Как бы то ни было, игра стоила свеч: переступив порог больницы, она не колебалась ни секунды и, полная решимости, сразу стала разыскивать юношу. Воспользовавшись праздничной суматохой, пусть даже не слишком-то естественной и веселой, однако усыпившей бдительность начальства, она рассчитывала заманить его в укромное местечко — возможно, для такого дела потребуется глоток виски, — где они нацелуются всласть, и, если сам главный врач по какому-то злополучному стечению обстоятельств поймает их с поличным, он вряд ли станет читать им мораль. Виски лилось рекой, а вот юноша как сквозь землю провалился. Надин кружила по коридорам и холлам, беспокойно озираясь по сторонам, пока в конце концов ей не пришло в голову заглянуть в зимний сад: где же ему еще быть, если не в саду; хотя, конечно, он мог забиться в свою комнату и там прятаться от шумного веселья.
Украдкой, стараясь не привлекать внимания, Надин скользнула в крытую галерею, и радости ее не было предела, когда она услышала далекие переливы рояля. Судя по всему, юноша не стал поднимать крышку, чтобы приглушить звук и не привлекать к себе внимание. Значит, вот как он решил отпраздновать начало года, наедине с ненавистным инструментом, — это разозлило ее, хотя она по-прежнему не падала духом и не думала отступать.

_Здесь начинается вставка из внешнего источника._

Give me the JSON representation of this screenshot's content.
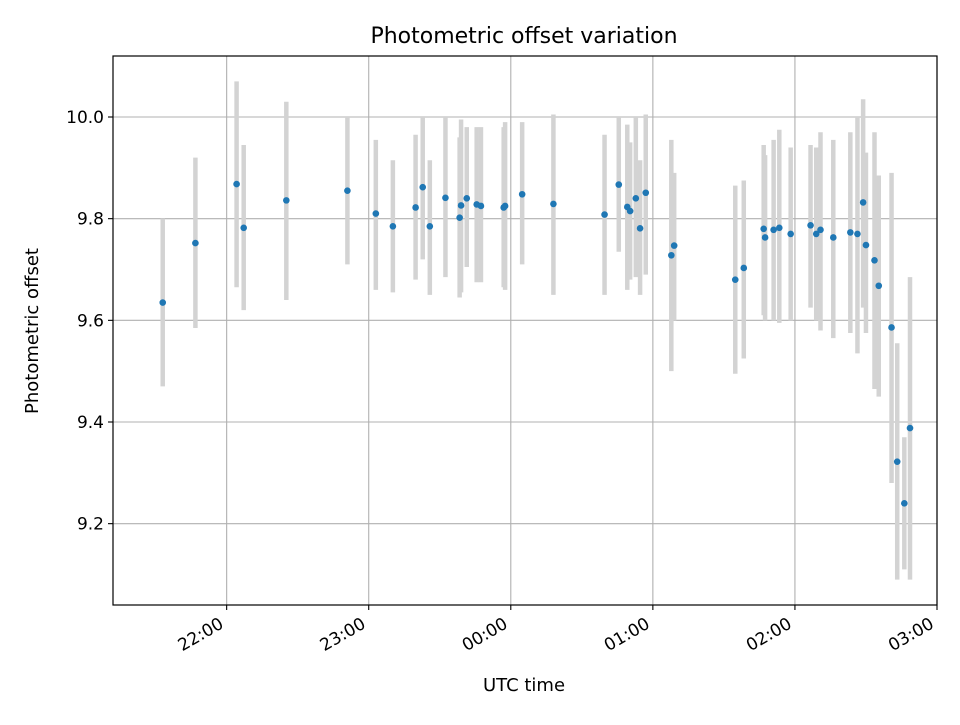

Резким, почти властным жестом Надин распахнула дверь. В зале было холодно: никто и не подумал включить обогреватели. Свет был тоже погашен, и только огоньки, которые подмигивали с большой рождественской елки, и бледные отблески гирлянд, развешанных в парке, льнули к стеклам, выхватывая из сумрака то кресло, то металлическую дугу купола, то руки пианиста, легко парившие над клавишами. Поразмыслив, Надин оставила все как есть: темнота ей только на руку, за густой черной завесой она скорее справится с робостью, которая одолела ее в самый неподходящий момент и теперь не пускала дальше порога. И вот, заручившись поддержкой вечернего мрака, как улитка под защитой своей раковины, она прошла, причем довольно непринужденно, к сцене.
Заметив ее, он перестал играть; Надин, затаив дыхание, медленно поднималась на сцену и в тишине слышала скрип ступенек у себя под ногами. Из темноты проступили спина пианиста, напряженный затылок, мягкие блестящие волосы; окунув руку в черное пространство, она осторожно развернула его к себе — Надин боялась даже на мгновенье остановиться, чтобы не струсить, — склонилась над ним и стала судорожно искать губами его рот. Немой Пианист не шелохнулся; он оставался безучастным даже тогда, когда Надин удалось в конце концов прижать свои губы к его губам: она не отпускала его долго, целовала упрямо, настойчиво, со страстным ожесточением, желая во что бы то ни стало расшевелить юношу.